Linear Transformations,Nullity and Rank. Need to know if my work is right

Question

Question $1$. $$T\begin{pmatrix}a & b\\\ c & d\end{pmatrix}=(d+b)+(b+2c+d)x+(3c+3d)x^2+4dx^3$$

What is the kernel and nullity of $T$? Is it $1-1$? What is the image and rank of $T$? Is it onto.

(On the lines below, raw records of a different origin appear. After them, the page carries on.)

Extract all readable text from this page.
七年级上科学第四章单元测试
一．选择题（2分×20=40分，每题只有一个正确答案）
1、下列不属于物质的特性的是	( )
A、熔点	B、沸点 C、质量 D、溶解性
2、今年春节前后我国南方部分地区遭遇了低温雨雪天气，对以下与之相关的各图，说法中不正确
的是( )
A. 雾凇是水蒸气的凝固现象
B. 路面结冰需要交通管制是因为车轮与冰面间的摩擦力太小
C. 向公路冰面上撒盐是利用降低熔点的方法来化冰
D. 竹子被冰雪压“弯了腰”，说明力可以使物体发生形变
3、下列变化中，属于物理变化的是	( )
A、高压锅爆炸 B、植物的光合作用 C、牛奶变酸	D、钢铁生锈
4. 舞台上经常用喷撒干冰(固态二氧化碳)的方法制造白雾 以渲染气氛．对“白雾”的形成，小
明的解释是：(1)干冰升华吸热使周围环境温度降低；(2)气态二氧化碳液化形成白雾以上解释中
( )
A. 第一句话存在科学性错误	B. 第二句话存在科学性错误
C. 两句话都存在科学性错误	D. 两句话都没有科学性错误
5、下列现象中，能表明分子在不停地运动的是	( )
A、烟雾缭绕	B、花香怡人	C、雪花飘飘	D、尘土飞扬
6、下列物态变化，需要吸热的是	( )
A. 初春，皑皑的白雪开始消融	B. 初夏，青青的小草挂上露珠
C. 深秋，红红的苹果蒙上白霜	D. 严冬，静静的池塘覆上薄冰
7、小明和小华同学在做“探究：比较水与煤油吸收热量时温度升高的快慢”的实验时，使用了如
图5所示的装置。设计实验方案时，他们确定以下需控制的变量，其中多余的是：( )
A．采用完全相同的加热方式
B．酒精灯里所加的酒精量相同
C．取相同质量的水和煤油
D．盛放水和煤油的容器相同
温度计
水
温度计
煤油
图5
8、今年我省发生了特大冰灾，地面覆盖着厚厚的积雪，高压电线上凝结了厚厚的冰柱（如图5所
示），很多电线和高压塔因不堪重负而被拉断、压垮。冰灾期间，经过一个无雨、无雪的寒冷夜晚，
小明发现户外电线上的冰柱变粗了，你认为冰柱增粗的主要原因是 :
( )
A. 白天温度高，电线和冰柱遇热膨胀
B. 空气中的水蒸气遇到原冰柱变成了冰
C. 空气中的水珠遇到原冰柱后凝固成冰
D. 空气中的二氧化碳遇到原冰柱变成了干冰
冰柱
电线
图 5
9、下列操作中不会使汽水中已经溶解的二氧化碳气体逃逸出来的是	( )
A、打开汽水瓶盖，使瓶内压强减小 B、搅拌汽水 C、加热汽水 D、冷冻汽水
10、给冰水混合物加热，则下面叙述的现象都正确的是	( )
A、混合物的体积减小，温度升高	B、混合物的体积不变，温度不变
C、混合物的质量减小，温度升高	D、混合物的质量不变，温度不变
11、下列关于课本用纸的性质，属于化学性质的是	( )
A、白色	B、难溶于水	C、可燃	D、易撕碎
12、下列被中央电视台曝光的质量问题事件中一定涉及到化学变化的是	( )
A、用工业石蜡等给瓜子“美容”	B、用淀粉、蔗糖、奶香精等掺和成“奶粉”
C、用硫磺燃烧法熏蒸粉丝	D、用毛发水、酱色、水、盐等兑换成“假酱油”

Answer for $Q1$: $b=c=d=0$. Nullity$=0$ and its $1-1$. The image is $\{1,x,x^2,x^3\}$ and rank$=4$. Its onto since $T$ is $1-1$.

Question $2. T(a_1,a_2,a_3)= (a_2,a_3,a_1)$. Is it $1-1$ and onto?

Answer for $Q2$: $(a_1, a_2, a_3)=0$ so nullity$=0$ and its $1-1$. $R(T)= \mathbb{R}^3$ and its onto since $T$ is $1-1$.

Answer 1

For question $1$, Note that $$T\left(\begin{bmatrix}1 & 0 \\ 0 & 0 \end{bmatrix}\right) = 0$$

Hence it is not one-to-one, and all conclusion using the assumption that it is one-to-one should be reexamined.

To find its image, note that

$$(d+b)+(b+2c+d)x+(3c+3d)x^2+4dx^3=b(1+x)+c(2x+3x^2)+d(x+3x^2)$$

Answer 2

You can use a systematic approach via matrices to the problem. Consider the standard basis $$ \left\{ E_1=\begin{pmatrix} 1 & 0 \\ 0 & 0 \end{pmatrix}, E_2=\begin{pmatrix} 0 & 1 \\ 0 & 0 \end{pmatrix}, E_3=\begin{pmatrix} 0 & 0 \\ 1 & 0 \end{pmatrix}, E_4=\begin{pmatrix} 0 & 0 \\ 0 & 1 \end{pmatrix} \right\} $$ of the domain and the standard basis $\{1,x,x^2,x^3\}$ of the codomain. Since $$ T(E_1)=0,\quad T(E_2)=1+x,\quad T(E_3)=2x+3x^2\quad T(E_4)=1+x+3x^2+4x^3 $$ we conclude that the matrix of $T$ with respect to these bases is $$ \begin{bmatrix} 0 & 1 & 0 & 1 \\ 0 & 1 & 2 & 1 \\ 0 & 0 & 3 & 3 \\ 0 & 0 & 0 & 4 \end{bmatrix} $$ Performing Gaussian elimination we have $$ \to \begin{bmatrix} 0 & 1 & 0 & 1 \\ 0 & 0 & 2 & 0 \\ 0 & 0 & 3 & 3 \\ 0 & 0 & 0 & 4 \end{bmatrix} \to \begin{bmatrix} 0 & 1 & 0 & 1 \\ 0 & 0 & 2 & 0 \\ 0 & 0 & 0 & 3 \\ 0 & 0 & 0 & 4 \end{bmatrix} \to \begin{bmatrix} 0 & 1 & 0 & 1 \\ 0 & 0 & 2 & 0 \\ 0 & 0 & 0 & 3 \\ 0 & 0 & 0 & 0 \end{bmatrix} $$ This tells us that the rank of the matrix is $3$, which is the same as the rank of $T$. Therefore the nullity is $4-3=1$.

Since clearly $E_1$ belongs to the kernel of $T$, a basis for the kernel is $\{E_1\}$. A basis for the image is $\{T(E_2),T(E_3),T(E_4)\}$.